Die weibliche Sexcoach weist schlau ein Paar darauf hin, dass bei vorherigen Konflikten und Instabilität der Beziehung die Erfüllung einer Dreierfantasie nicht förderlich ist. Weiter sind die beiden in ihrer Thematik an dem Ort mit Hilfe des Coachs leider nicht gekommen. Schade eigentlich. Sie müssen abfahren. Immerhin mit einem Jeep. Das Niveau ist äußerst bescheiden. Die Dialoge manchmal zum Himmelschreiend und für mich mit Humor erträglich. Heraus sticht Dominik, die Berliner Besitzerin des Clubs „Insomnia“, die in der Serie Paare begleitet, die mit BDSM experimentieren wollen. Man lernt, was ein Flogger ist, und ihre Hinweise und Bedenken für Paare, die mit anderen Personen Sex haben möchten, sind wichtig.
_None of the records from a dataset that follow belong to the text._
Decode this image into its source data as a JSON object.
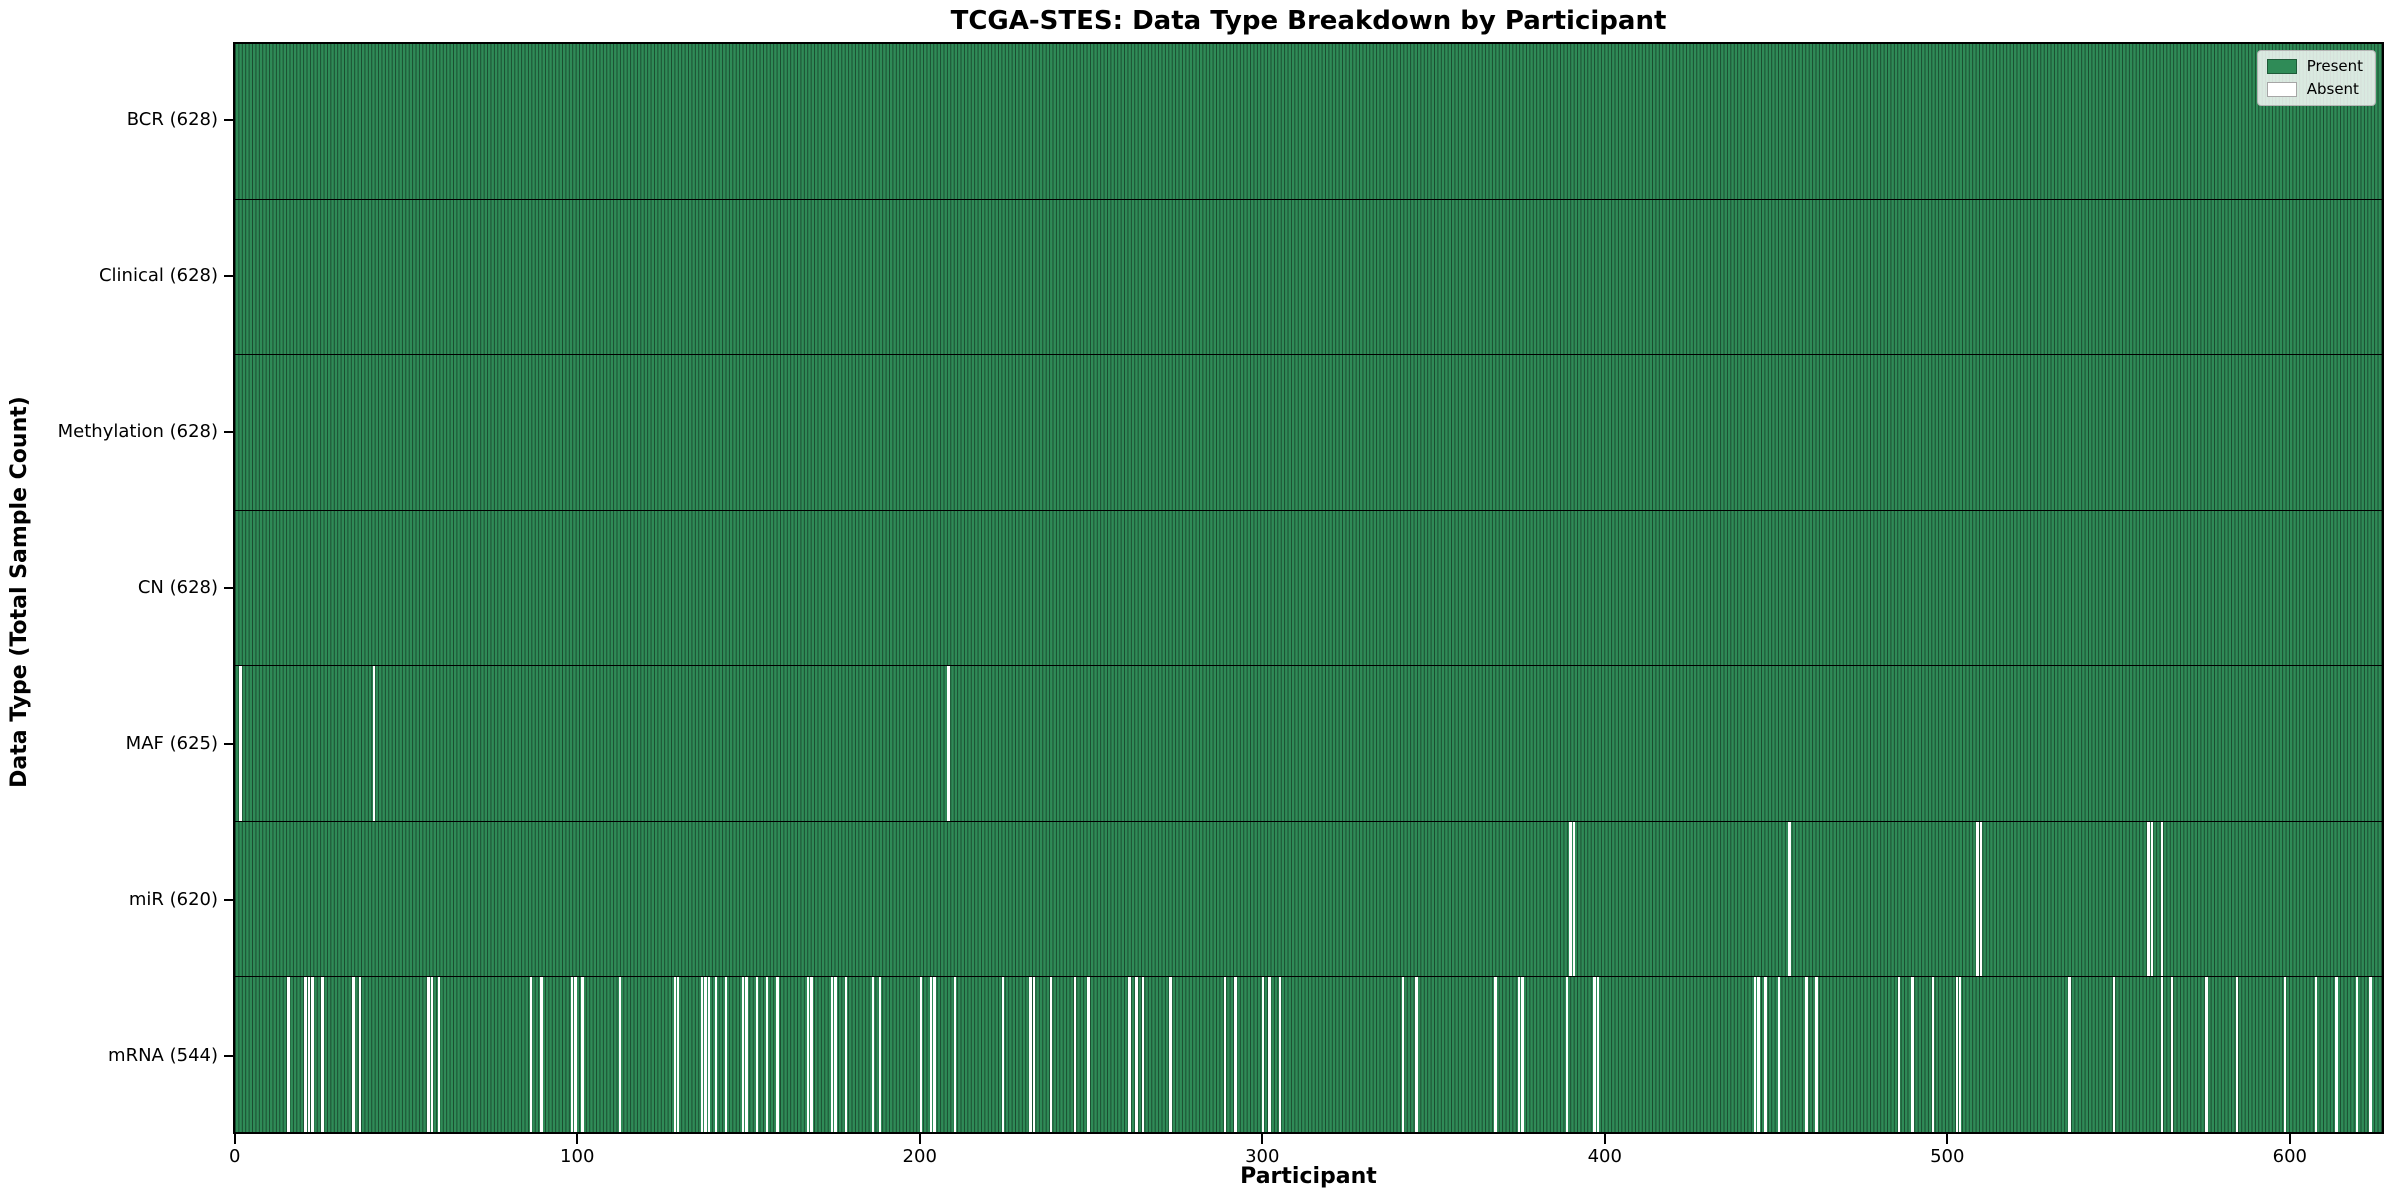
{
  "chart_data": {
    "type": "heatmap",
    "title": "TCGA-STES: Data Type Breakdown by Participant",
    "xlabel": "Participant",
    "ylabel": "Data Type (Total Sample Count)",
    "n_participants": 628,
    "x_ticks": [
      0,
      100,
      200,
      300,
      400,
      500,
      600
    ],
    "grid": false,
    "colors": {
      "present": "#2f8b57",
      "absent": "#ffffff",
      "bar_edge": "rgba(0,0,0,0.45)",
      "spine": "#000000"
    },
    "legend": {
      "position": "upper right",
      "entries": [
        {
          "label": "Present",
          "color": "#2f8b57"
        },
        {
          "label": "Absent",
          "color": "#ffffff"
        }
      ]
    },
    "rows": [
      {
        "label": "BCR",
        "total": 628,
        "display": "BCR (628)",
        "absent": []
      },
      {
        "label": "Clinical",
        "total": 628,
        "display": "Clinical (628)",
        "absent": []
      },
      {
        "label": "Methylation",
        "total": 628,
        "display": "Methylation (628)",
        "absent": []
      },
      {
        "label": "CN",
        "total": 628,
        "display": "CN (628)",
        "absent": []
      },
      {
        "label": "MAF",
        "total": 625,
        "display": "MAF (625)",
        "absent": [
          1,
          40,
          208
        ]
      },
      {
        "label": "miR",
        "total": 620,
        "display": "miR (620)",
        "absent": [
          390,
          391,
          454,
          509,
          510,
          559,
          560,
          563
        ]
      },
      {
        "label": "mRNA",
        "total": 544,
        "display": "mRNA (544)",
        "absent": [
          15,
          20,
          21,
          22,
          25,
          34,
          36,
          56,
          57,
          59,
          86,
          89,
          98,
          99,
          101,
          112,
          128,
          129,
          136,
          137,
          138,
          140,
          143,
          148,
          149,
          152,
          155,
          158,
          167,
          168,
          174,
          175,
          178,
          186,
          188,
          200,
          203,
          204,
          210,
          224,
          232,
          233,
          238,
          245,
          249,
          261,
          263,
          265,
          273,
          289,
          292,
          300,
          302,
          305,
          341,
          345,
          368,
          375,
          376,
          389,
          397,
          398,
          444,
          445,
          447,
          451,
          459,
          462,
          486,
          490,
          496,
          503,
          504,
          536,
          549,
          563,
          566,
          576,
          585,
          599,
          608,
          614,
          620,
          624
        ]
      }
    ]
  }
}
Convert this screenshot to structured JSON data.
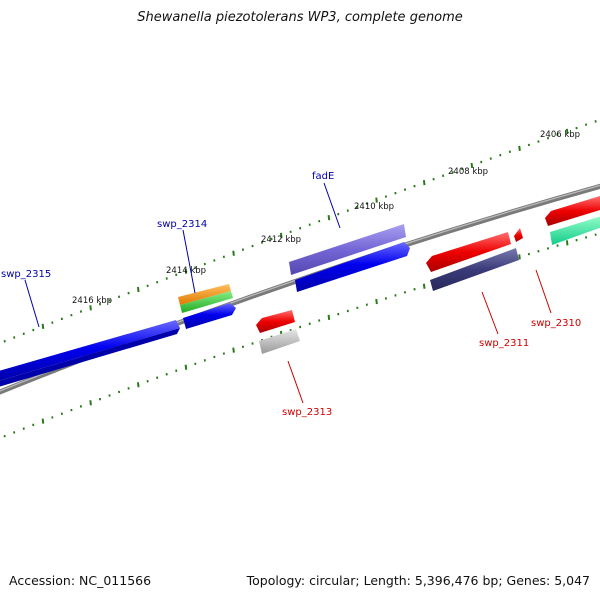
{
  "title": "Shewanella piezotolerans WP3, complete genome",
  "footer": {
    "accession": "Accession: NC_011566",
    "stats": "Topology: circular; Length: 5,396,476 bp; Genes: 5,047"
  },
  "ticks": [
    "2406 kbp",
    "2408 kbp",
    "2410 kbp",
    "2412 kbp",
    "2414 kbp",
    "2416 kbp"
  ],
  "gene_labels": {
    "fadE": "fadE",
    "swp_2314": "swp_2314",
    "swp_2315": "swp_2315",
    "swp_2313": "swp_2313",
    "swp_2311": "swp_2311",
    "swp_2310": "swp_2310"
  },
  "colors": {
    "forward_label": "#0000aa",
    "reverse_label": "#cc0000",
    "tick": "#2a7a1a",
    "backbone": "#808080",
    "blue": "#0000ee",
    "purple": "#6a5acd",
    "red": "#ee0000",
    "dark_purple": "#3b3b7a",
    "orange": "#f08c00",
    "green": "#33bb33",
    "teal": "#22dd99",
    "gray": "#aaaaaa"
  }
}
Ich erinnere mich dunkel an TV-Anfragen und ob ich Filmaufnahmen bei meiner Arbeit mit Paaren zulasse? Bei RTL ist meine Antwort generell „Nein“. Meine Erfahrungen mit dem ZDF im Jahr 2022 waren allerdings auch nicht besser. Ein Team des ZDF wollte nach langen Vorgesprächen unsere Paargruppe in Portugal begleiten. Vor Ort war ich entsetzt über das verkaufsorientierte, oberflächliche und unsensible Verhalten, was teils auch nicht im Konsens zu den Absprachen war. Immerhin haben sie danach sehr gekürzt einen Beitrag veröffentlicht. Einen Ausschnitt der Sendung findest du hier:https://www.ilka-stoedtner.de/mediathek/videos/

„Sex sells“ und zieht die Aufmerksamkeit. Durch den Mix der Pool-Bilder, der im Halbschatten schwingenden Hüften junger Menschen, sekundenlangen Sexszenen, die verschwommen in allen Formen auftauchen, rieche ich förmlich die Tropenluft samt Feuchtigkeit. Ich bin leicht erotisiert und muss mich jetzt mit etwas anderem beschäftigen als in den Computer zu tippen …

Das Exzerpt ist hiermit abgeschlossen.